Moreover, the DSDL formulation demonstrated greater anticancer activity against SK-BR-3 compared to MDA-MB-231 as compared to the SDL formulation, as evidenced by their IC-50 values. Furthermore, the cellular uptake of these SDL and DSDL formulations were also assessed on SK-BR-3 and MDA-MB-231 breast cancer cell lines. Cellular uptake results conclude that the DSDL formulation exhibited significantly higher cellular internalization potential compared to SDL formulations. The cellular internalization was further quantitatively assessed by measuring the mean fluorescence intensity (MFI). The MFI results, as evidenced from Figure 10b, demonstrate that dual decoration significantly enhanced cellular uptake in SK-BR-3 cells. Similar results were observed for MDA-MB-231 cells, as evidenced from Figure 11b. The MFI results clearly indicate that cellular uptake in single-functionalized liposomal formulations was significantly lower compared to dual-functionalized liposomes. Therefore, it may be concluded that iRGD and Trast DSDL may be important therapeutic tools for metastatic breast cancer cells.
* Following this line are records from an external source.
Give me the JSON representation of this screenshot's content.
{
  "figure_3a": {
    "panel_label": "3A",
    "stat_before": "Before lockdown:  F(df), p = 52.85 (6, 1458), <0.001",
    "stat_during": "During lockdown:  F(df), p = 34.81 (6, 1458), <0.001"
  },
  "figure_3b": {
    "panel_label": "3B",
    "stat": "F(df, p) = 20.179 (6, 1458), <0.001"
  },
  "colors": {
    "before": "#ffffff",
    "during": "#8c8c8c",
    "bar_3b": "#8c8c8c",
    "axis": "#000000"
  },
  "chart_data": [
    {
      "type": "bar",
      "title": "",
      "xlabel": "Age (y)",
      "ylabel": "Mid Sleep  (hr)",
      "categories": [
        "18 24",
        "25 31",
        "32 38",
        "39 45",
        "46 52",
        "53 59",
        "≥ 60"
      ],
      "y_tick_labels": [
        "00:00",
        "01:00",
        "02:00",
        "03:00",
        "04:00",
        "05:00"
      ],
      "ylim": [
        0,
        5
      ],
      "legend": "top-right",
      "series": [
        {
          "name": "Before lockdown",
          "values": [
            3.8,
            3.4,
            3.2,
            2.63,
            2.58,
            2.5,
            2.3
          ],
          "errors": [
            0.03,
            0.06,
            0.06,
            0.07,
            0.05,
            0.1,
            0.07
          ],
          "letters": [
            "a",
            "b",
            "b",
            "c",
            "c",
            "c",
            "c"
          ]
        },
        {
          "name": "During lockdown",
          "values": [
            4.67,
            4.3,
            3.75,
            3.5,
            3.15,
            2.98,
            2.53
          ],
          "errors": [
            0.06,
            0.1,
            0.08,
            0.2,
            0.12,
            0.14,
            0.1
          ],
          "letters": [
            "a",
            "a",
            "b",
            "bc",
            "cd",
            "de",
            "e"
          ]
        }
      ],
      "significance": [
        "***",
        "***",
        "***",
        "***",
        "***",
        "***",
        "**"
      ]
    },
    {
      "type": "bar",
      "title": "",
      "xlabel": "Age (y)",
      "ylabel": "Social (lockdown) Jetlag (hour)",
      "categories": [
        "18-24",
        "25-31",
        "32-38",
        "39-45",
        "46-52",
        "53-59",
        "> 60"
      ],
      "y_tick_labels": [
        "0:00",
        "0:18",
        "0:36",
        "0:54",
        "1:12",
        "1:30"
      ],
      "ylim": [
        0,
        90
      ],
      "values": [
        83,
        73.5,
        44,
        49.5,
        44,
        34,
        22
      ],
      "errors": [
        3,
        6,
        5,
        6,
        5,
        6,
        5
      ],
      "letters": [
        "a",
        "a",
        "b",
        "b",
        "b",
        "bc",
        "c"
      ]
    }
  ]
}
Furthermore, the cell migration potentials of these developed SDL and DSDL formulations were evaluated on MDA-MB-231 cells using a wound-healing assay. The cell migration of SDL-treated, DSDL-treated, and control groups after 24 h was measured and represented as a wound-healing area ratio (%). The wound-healing assay results demonstrate that SDL and DSDL treatment significantly decreased the cell migration of MDA-MB-231 cells after 24 h compared to the control group. Additionally, the DSDL formulation exhibited a significantly lower cell migration of MDA-MB-231 cells compared to SDL formulations after 24 h. From the above results, it can be concluded that iRGD and Trast functionalization leads to better cytotoxic effects on SK-BR-3 and MDA-MB-231 cells and may be a promising candidate for HER2-positive metastatic breast cancer treatment.

6. Conclusions

GFB and LCH dual-drug loaded TPGS-COOH-based liposomes were successfully developed, optimized, and surface-functionalized with iRGD and Trast. The FTIR results confirm the successful activation of TPGS-COOH and decoration of iRGD and Trast on the surface of the liposomes. The in-vitro results demonstrate that the prepared liposomes were spherical and within the nanoscale range of 200 nm. FTIR and XRD data revealed the successful incorporation of GFB and LCH within DSDLs, surface functionalization, and the transition from semi-crystalline to amorphous nature. The biological compatibility and biosafety of SDLs and DSDLs were assessed via hemolytic analysis, showing no significant lysis in the SDL and DSDL-treated groups. Additionally, in-vitro cell line studies revealed significant cytotoxicity, cellular internalization, and reduction in cell migration in SK-BR-3 and MDA-MB-231 breast cancer cells. The overall findings suggest that dual-drug-enriched, dual-surface-modified, multifunctional liposomes may be a promising therapeutic strategy for the treatment of HER2-positive metastatic breast cancer.